Quei «tecnici» gloriosi di scienziati e Nobel

di Eugenio Bruno

A dieci anni dal sorpasso subito nelle scelte degli studenti gli istituti tecnici fanno fatica a scrollarsi di dosso l’immagine di istruzione di serie B rispetto ai licei. Con un’emorragia di iscritti che è peggiorata di anno in anno fino al minimo storico di 821.078 alunni del 2016/2017. Un paradosso economico e anche culturale per un paese che ha la terza disoccupazione giovanile d’Europa e un gap di 60mila tecnici sul mercato del lavoro. E che in passato ha visto degli ex “periti” diventare poi scienziati, matematici e premi Nobel.

Come quello per la letteratura assegnato nel 1975 al poeta Eugenio Montale che nel 1915 ottiene il titolo di ragionere e dieci anni dopo pubblica la celebre raccolta “Ossi di seppia”.

Emblematica è anche la storia del “padre” del primo microchip(l’Intel 4004), oltre che della tecnologia touch screen così presente nella nostra quotidianità: il vicentino Federico Faggin. Che è stato definito da Bill Gates come l’inventore della Silicon Valley («Prima di lui era semplicemente una valle», le parole del fondatore di Microsoft) e che, nonostante un padre insegnante di storia e filosofia al classico, nel 1960 si diploma perito industriale a Vicenza. Prima di laurearsi in fisica e porre le basi per la sua gloriosa esperienza americana.

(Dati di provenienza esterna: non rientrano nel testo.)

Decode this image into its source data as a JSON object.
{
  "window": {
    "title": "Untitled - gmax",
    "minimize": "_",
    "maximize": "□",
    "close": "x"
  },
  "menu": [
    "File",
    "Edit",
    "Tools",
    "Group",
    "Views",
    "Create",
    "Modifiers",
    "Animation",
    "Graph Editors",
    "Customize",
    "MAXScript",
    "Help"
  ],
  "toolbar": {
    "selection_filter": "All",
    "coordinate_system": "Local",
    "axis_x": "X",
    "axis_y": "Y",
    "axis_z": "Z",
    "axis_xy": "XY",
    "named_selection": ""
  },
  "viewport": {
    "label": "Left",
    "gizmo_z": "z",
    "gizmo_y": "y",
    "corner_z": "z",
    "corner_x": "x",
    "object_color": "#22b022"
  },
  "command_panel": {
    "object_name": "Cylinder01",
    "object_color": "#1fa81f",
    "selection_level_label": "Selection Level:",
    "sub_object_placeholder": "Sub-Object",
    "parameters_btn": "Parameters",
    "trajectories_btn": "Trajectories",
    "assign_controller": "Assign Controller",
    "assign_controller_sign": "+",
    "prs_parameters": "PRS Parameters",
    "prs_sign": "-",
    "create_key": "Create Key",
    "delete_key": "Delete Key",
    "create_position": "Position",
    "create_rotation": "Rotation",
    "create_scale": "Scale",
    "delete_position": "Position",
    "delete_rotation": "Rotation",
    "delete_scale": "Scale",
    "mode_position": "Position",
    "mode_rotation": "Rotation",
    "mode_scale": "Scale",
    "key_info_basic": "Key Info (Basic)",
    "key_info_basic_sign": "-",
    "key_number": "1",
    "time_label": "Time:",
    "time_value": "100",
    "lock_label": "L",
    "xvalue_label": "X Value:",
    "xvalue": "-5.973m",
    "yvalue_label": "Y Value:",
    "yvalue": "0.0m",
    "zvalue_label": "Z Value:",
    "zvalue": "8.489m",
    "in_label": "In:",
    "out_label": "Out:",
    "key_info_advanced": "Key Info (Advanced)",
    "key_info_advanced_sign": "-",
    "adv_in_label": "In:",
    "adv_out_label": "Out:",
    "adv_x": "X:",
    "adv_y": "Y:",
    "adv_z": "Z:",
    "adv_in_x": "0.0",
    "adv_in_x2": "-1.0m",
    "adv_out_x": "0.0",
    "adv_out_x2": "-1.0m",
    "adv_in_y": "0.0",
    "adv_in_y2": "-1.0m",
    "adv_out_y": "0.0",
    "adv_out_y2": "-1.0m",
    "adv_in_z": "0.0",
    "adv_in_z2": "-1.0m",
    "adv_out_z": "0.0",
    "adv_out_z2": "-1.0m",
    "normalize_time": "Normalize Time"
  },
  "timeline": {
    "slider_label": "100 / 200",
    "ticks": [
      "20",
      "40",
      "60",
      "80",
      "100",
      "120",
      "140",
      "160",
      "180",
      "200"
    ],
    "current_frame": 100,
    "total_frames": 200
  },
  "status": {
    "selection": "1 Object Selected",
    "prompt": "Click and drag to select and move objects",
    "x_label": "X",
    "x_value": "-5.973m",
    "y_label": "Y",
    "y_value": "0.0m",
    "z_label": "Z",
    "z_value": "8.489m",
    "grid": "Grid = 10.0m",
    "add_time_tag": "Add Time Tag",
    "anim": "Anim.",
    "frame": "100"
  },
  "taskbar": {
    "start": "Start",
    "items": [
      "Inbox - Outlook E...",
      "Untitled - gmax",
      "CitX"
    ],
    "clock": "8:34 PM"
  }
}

Sempre da un istituto tecnico sono usciti, tra gli altri, due celebri matematici. Innanzitutto Alfio Quarteroni che dopo una lunga parentesi in Svizzera - dove ha diretto il team di ricercatori che hanno realizzato il modello matematico di Alinghi (l’imbarcazione che nel 2003 e 2007 si è aggiudicata per due volte consecutive la prestigiosa America's Cup di vela) - è rientrato di recente al Politecnico di Milano grazie a un grant da 2,35 milioni con cui realizzare il progetto “iHearth” che punta a tradurre il funzionamento del cuore in equazioni matematiche. E c’è poi Piergiorgio Odifreddi che, diplomatosi geometra, si è laureato in matematica e iniziato la sua lunga carriera di docente unviersitario, divulgatore e scrittore con svariati titoli alle spalle che si sono spinti anche alla storia della scienza e alla religione. Uno dei quali (“Caro papa ti scrivo”) gli è valso nel 2011 la risposta scritta del pontefice emerito Benedetto XVI. A conferma di come le vie dell’istruzione e della vita professionale, quelle sì, siano spesso infinite.